According to the lender, this is above the annual growth of 2.8% recorded in the three months to February. When measured quarterly, prices saw a 1.6% rise in Q1 compared to Q4 2018. House prices fell by 1.6% on a monthly basis, rebalancing the 5.9% rise seen in February.
Russell Galley, managing director at Halifax, said: “The average UK house price is now £233,181 following a 1.6% monthly fall in March. This reduction partly corrects the significant growth seen last month and again demonstrates the risk in focusing too heavily on short-term, volatile measures. Industry-wide figures show that the number of mortgages being approved remains around 40% below pre-financial crisis levels, and we know that lower levels of activity can lead to bigger price movements.
The more stable measure of annual house price growth rose slightly to 3.2% and is still within our expectation for the year. The need to build up a deposit before getting a mortgage is still a challenge for many looking to buy a property. However, the combined effect of fewer houses for sale and fewer people looking to buy continues to support prices in the long-term.
These conflicting challenges, when combined with the ongoing uncertainty around Brexit, have had an impact across the country but most notably in London, meaning that we continue to expect subdued price growth for the time being.”
As ever, the property industry was quick to react. Here's what they're saying.
Tomer Aboody, director of property lender MT Finance, says: "March has been dominated by Brexit so the monthly fall in property prices comes as no surprise. For the past couple of years March was flagged up as the date when we would get Brexit and people have been too busy watching the political shenanigans on television to go out and view houses.
‘The Brexit saga is such a debacle and until it gets sorted, one way or another, few people are going to do anything. There are fewer enquiries out there and fewer people want to sell. Less stock means values will go down - those selling are those who have to sell and may therefore take a lower price. Those who are brave enough to buy believe nothing is going to change in the future so they are going to take advantage of the uncertainty."
Jeremy Leaf, north London estate agent and a former RICS residential chairman, says: "Yet another set of figures demonstrating better than expected resilience of the UK housing market but also the dangers of reading too much into one month’s figures. On the ground, we are seeing more buying activity in the buildup to the traditionally busier Spring market but it is patchy, encouraging in some areas, disappointing in others, even sometimes very close to one another.

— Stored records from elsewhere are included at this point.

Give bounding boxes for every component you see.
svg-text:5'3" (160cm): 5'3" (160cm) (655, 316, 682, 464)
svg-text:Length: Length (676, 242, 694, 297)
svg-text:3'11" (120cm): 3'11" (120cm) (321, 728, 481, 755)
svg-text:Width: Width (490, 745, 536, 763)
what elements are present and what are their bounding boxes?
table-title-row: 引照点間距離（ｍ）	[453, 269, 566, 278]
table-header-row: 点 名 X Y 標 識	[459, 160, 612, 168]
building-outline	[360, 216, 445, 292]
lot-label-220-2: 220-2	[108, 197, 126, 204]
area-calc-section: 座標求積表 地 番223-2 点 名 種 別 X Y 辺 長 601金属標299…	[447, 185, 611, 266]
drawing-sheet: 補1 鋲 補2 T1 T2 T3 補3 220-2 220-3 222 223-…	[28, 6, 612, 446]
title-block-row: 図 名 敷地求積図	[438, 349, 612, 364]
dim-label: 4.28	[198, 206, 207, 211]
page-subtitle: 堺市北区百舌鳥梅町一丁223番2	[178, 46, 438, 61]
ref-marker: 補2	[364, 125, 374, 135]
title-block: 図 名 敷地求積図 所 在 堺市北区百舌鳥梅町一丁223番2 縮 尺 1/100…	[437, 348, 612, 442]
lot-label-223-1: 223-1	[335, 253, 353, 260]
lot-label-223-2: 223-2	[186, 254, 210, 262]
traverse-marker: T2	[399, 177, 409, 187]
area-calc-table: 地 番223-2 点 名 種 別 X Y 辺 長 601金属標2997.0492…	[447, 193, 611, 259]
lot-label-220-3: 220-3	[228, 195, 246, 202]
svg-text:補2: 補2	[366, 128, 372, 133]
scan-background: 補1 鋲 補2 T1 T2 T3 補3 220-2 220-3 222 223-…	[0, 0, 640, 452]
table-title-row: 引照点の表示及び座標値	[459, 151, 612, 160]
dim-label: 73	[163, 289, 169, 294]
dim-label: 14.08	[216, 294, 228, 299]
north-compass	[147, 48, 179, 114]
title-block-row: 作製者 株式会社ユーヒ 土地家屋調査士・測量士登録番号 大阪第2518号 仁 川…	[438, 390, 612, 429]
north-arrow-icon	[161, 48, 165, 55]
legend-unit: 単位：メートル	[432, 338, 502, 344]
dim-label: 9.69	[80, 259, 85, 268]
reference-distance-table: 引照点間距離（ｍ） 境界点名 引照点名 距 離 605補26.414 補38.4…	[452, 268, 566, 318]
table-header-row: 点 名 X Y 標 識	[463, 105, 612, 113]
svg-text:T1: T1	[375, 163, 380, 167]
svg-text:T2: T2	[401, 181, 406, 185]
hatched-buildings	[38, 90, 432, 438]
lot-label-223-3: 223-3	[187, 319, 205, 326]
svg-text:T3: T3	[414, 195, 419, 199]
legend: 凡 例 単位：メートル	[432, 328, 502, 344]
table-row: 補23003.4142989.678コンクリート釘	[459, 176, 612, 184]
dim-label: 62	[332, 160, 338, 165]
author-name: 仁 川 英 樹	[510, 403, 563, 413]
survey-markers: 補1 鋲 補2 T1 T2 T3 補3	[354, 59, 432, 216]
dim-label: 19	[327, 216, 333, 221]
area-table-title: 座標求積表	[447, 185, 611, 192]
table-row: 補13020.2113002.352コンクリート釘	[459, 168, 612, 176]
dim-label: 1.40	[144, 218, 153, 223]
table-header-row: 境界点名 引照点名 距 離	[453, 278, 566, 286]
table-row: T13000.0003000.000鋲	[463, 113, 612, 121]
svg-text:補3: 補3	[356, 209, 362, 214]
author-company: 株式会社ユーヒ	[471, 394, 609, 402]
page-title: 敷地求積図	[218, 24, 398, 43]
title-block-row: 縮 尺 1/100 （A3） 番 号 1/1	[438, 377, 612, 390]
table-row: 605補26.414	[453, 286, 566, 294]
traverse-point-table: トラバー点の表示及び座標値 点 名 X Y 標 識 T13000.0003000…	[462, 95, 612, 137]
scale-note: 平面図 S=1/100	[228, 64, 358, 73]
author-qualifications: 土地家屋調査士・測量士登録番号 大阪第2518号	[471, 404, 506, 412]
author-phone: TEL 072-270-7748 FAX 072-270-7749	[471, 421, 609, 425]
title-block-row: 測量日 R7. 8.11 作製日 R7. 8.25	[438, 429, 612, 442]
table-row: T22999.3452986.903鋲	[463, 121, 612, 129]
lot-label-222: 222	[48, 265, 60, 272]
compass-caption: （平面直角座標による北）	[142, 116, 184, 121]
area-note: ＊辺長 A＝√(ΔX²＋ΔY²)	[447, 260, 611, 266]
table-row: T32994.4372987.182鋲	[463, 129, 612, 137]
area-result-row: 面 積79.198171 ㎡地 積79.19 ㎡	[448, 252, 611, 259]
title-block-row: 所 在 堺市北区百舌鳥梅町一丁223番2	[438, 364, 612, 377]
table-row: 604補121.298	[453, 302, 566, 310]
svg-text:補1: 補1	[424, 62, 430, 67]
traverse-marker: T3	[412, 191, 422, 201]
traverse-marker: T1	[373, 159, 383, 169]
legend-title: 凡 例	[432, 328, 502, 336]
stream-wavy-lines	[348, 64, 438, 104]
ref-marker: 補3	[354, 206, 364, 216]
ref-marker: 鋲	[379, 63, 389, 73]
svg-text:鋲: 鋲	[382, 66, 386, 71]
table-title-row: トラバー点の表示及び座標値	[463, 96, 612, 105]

On the other hand, many sellers are still cautious, awaiting a small sign at least that their Brexit nightmare will soon be over and they will have more confidence about taking on additional debt."
Alastair McKee, managing Director of One77 Mortgages, commented: “Yet more erratic monthly price movement is to be expected given the unpredictability of the wider political landscape and the extreme spike in prices seen the previous month.
Much like our current position with the EU, the UK market isn’t quite sure whether it’s coming or going at the moment and this has been reflected in short-term price measures.
Although the number of mortgage approvals remains below pre-financial crisis levels, this isn’t necessarily a bad thing as the ease of obtaining a mortgage and the relaxed approach to providing them was part of the problem in the first place.
While we continue to see a consistent level of demand for mortgage products and the cost of borrowing remains low, the current market has been built on a more stringent lending foundation and as a result, we will continue to see buyer demand fuel positive house price growth in the long-term.”
Danny Belton, Legal & General Mortgage Club, had this to say: “The stable level of house price growth is creating a favourable environment for first-time buyers. This is being supported by increased innovation and competition in the mortgage market, allowing borrowers to choose from a wide range of affordable products.
Government schemes also play a vital role, helping borrowers who are struggling to raise a deposit step onto the property ladder. For those unsure how to make their homeownership dream a reality, speaking with an independent mortgage adviser is a great place to start. Whether looking for that first, next, or last home, advisers can make a valuable difference to a borrower’s journey.”
Jeff Knight, Marketing Director for Foundation Home Loans commented: “While a lack of clarity over Brexit decisions may be a cause for concern for some, in general the market is proving its resilience with activity ticking over – even if at a slower pace than we usually see at this time of year. First-time buyers and those keen for discounted prices in their next move would be wise to snap up purchases sooner rather than later. That said, a dreary supply of properties on both the rental and purchasing side not only continues to fall short of demand but will further inflate prices making affordability even trickier.”